Im new to coffee and recently bought a trailer. Im looking to sell decent coffee with a long term goal of owning a coffee shop. I live near Lincoln and I am looking to use a decent quality bean. Obviously I still want a decent profit margin but I want to provide a decent cup.

The previous owner suggested cafesociety beans but I had a bad experience with customer service and dont really rate the bean that much.

Any suggestions?


----------



## fishy1111 (Dec 11, 2016)

Check out Ferraris coffee bridgend. Im using their beans and i really like them. They were very helpful and gave me a decent amount of beans to try at home. Sensible price too..

sent..... by me.


----------



## johnealey (May 19, 2014)

Any of the Roaster advertisers on here who help to support the forum and keep it cost free offer wholesale sales of quality beans: Coffee Compass, Rave, Bella Barista, Has Bean, cast iron, Small batch, Coffeebean van and roast (Andy also posts under the name @coffeebean) etc to mention just some of them. Just refresh the page a few times to see the banner advertising at the top and bottom.

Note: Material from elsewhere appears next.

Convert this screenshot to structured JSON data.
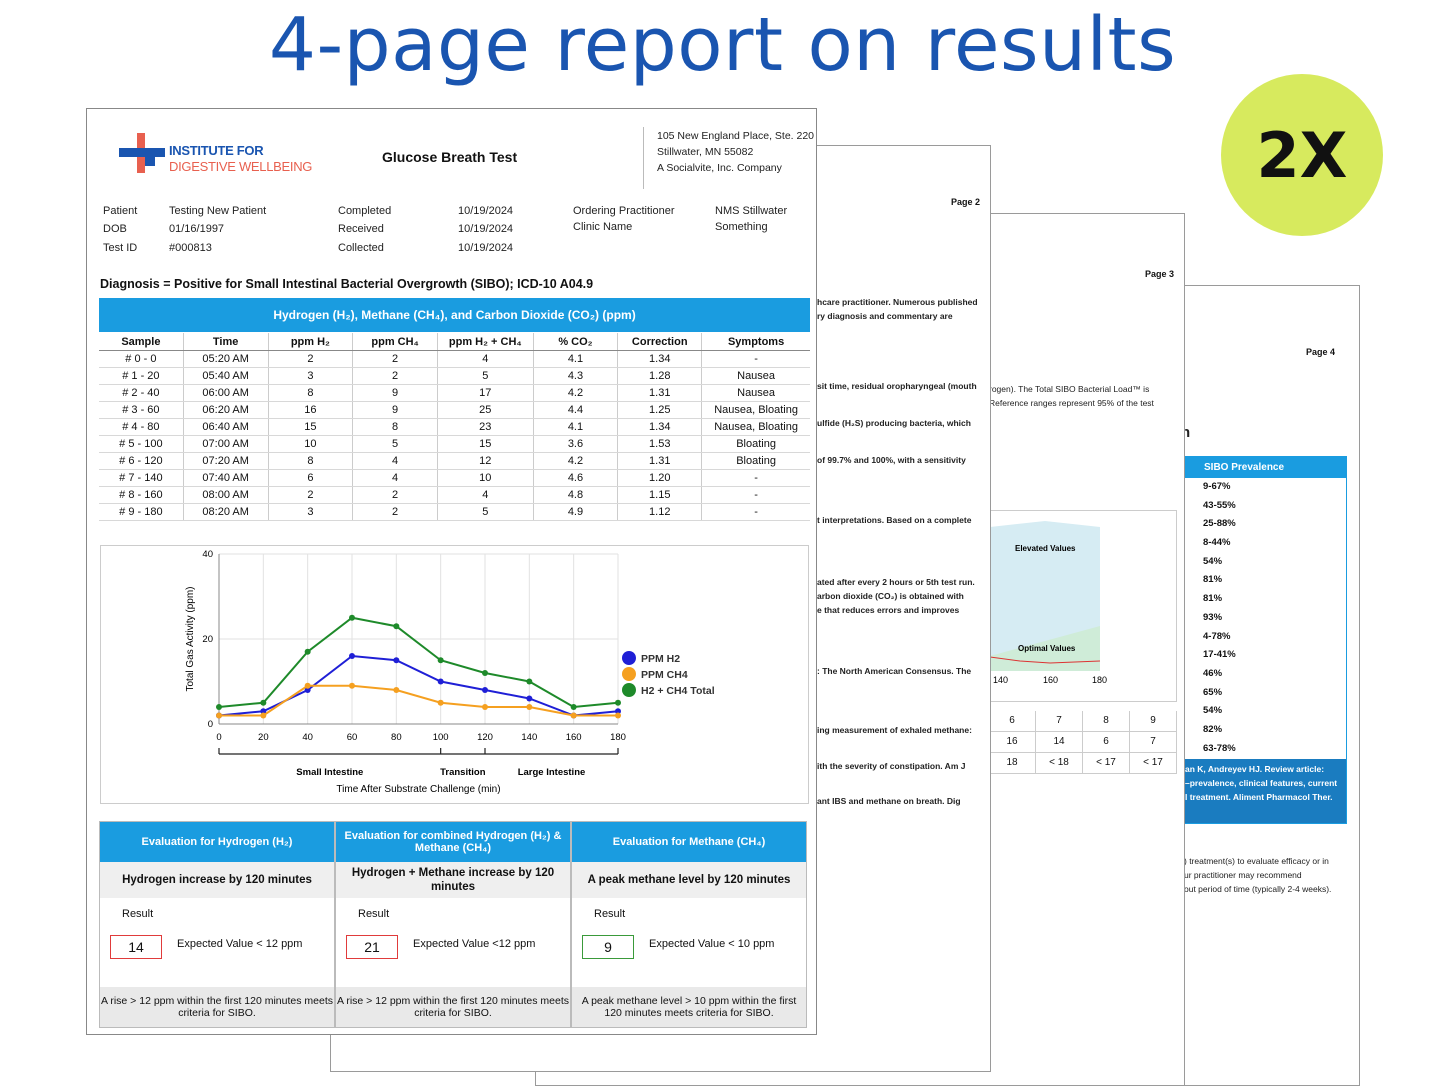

Really does depend on what you want to spend vs a quality cup, the long game would be to build repeat custom based on a quality cup with a slightly smaller profit margin than find the cheapest beans at a much higher margin with no repeats however, understand the need to make a profit









Fresh quality beans stored well and rotated quickly could be the thing that makes you stand out from the competition (Andy above may be able to offer further advice as he also runs a van)

Hope of help and if none of the above useful you may also want to ask around locally to see if there is a local roaster to you and strike up a relationship which could be good long term.

John


----------



## 4085 (Nov 23, 2012)

you need to have an idea as to what you want though. You might like really light roasted beans and your customers might hate them for example. Everyone on here has their favourite roaster and I would promote Richard at Coffee Compass. They will talk to you and make something up for you if nothing off the shelf suits. Your profit margins ought to be enough to let you buy a decent bean....I would look to a decent blend rather than a single origin


----------